Google’s search operators allow you to specify a bunch of different operators, including TLD and file type. This query returns a list of PDF files on government sites that are ‘confidential’ to everybody but Google.
2. Take Control of Panasonic Webcams
This query takes advantage of a footprint left by Panasonic webcams that still use their default settings. Typically, no password is required and you can pan, zoom and tilt the camera. You can also find and control many Axis webcams with this query: inurl:indexFrame.shtml Axis. Fun stuff.
3. Find Plain Text Passwords
“your password is” filetype:log
These log files contain plain text passwords. Most of the time, the password will have been changed, but if not…
4. Gain Administrator Access To Print Servers
intitle:”Network Print Server” filetype:shtm
Toner isn’t cheap … if your printing network is unsecure, somebody from far away can run wild on printing test pages … and that is possibly the ‘nicest’ thing they could do.
5. View College Grades & Personal Info
Professors oftentimes post final grades online so all of the students have easy access. Unfortunately, so does Google. Professors often use personal information such as student IDs to separate the students.
These are just a few examples of thousands of vulnerabilities that search engines can find. There are far more advanced queries that have been formulated to hack sites, steal credit card information, gain MySQL access and all sorts of nasty things.

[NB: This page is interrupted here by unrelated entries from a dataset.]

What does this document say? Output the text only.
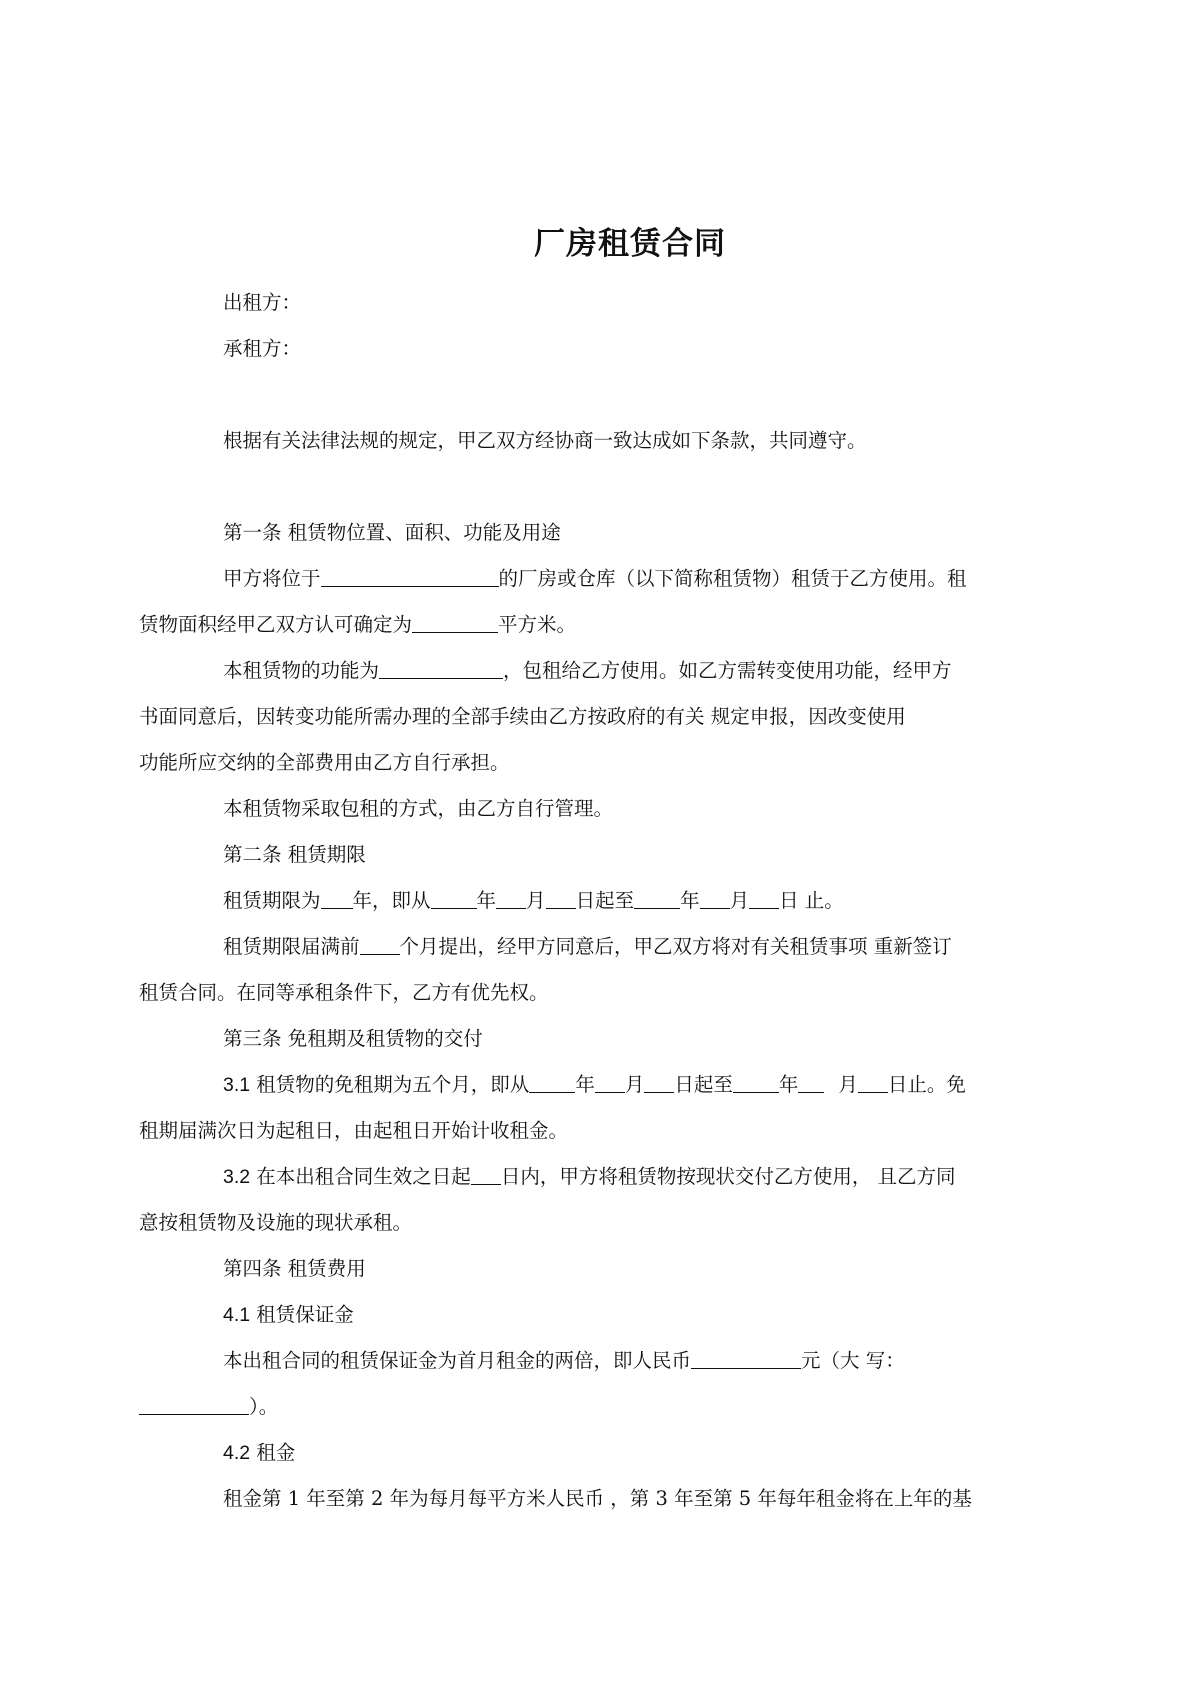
厂房租赁合同

出租方：

承租方：

根据有关法律法规的规定，甲乙双方经协商一致达成如下条款，共同遵守。

第一条 租赁物位置、面积、功能及用途

甲方将位于	的厂房或仓库（以下简称租赁物）租赁于乙方使用。租
赁物面积经甲乙双方认可确定为	平方米。

本租赁物的功能为	，包租给乙方使用。如乙方需转变使用功能，经甲方
书面同意后，因转变功能所需办理的全部手续由乙方按政府的有关 规定申报，因改变使用
功能所应交纳的全部费用由乙方自行承担。

本租赁物采取包租的方式，由乙方自行管理。

第二条 租赁期限

租赁期限为 年，即从 年 月 日起至 年 月 日 止。

租赁期限届满前 个月提出，经甲方同意后，甲乙双方将对有关租赁事项 重新签订
租赁合同。在同等承租条件下，乙方有优先权。

第三条 免租期及租赁物的交付

3.1 租赁物的免租期为五个月，即从 年 月 日起至 年 月 日止。免
租期届满次日为起租日，由起租日开始计收租金。

3.2 在本出租合同生效之日起 日内，甲方将租赁物按现状交付乙方使用， 且乙方同
意按租赁物及设施的现状承租。

第四条 租赁费用

4.1 租赁保证金

本出租合同的租赁保证金为首月租金的两倍，即人民币	元（大 写：
）。

4.2 租金

租金第 1 年至第 2 年为每月每平方米人民币 ，第 3 年至第 5 年每年租金将在上年的基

Here are a few tips on how you can prevent information leakage like this on your own site.
1. Always hire IT people who are knowledgeable about security. Failing to make security a priority from the start can lead to major problems down the road.
2. Ask Google to remove a URL from their index.
3. Put Robots.txt to use. This configuration file tells search engine bots which pages and folders on your site they aren’t allowed to crawl.
4. Password protect sensitive information. Duh.
5. Setup Google Alerts to signal you when potential information leakage occurs.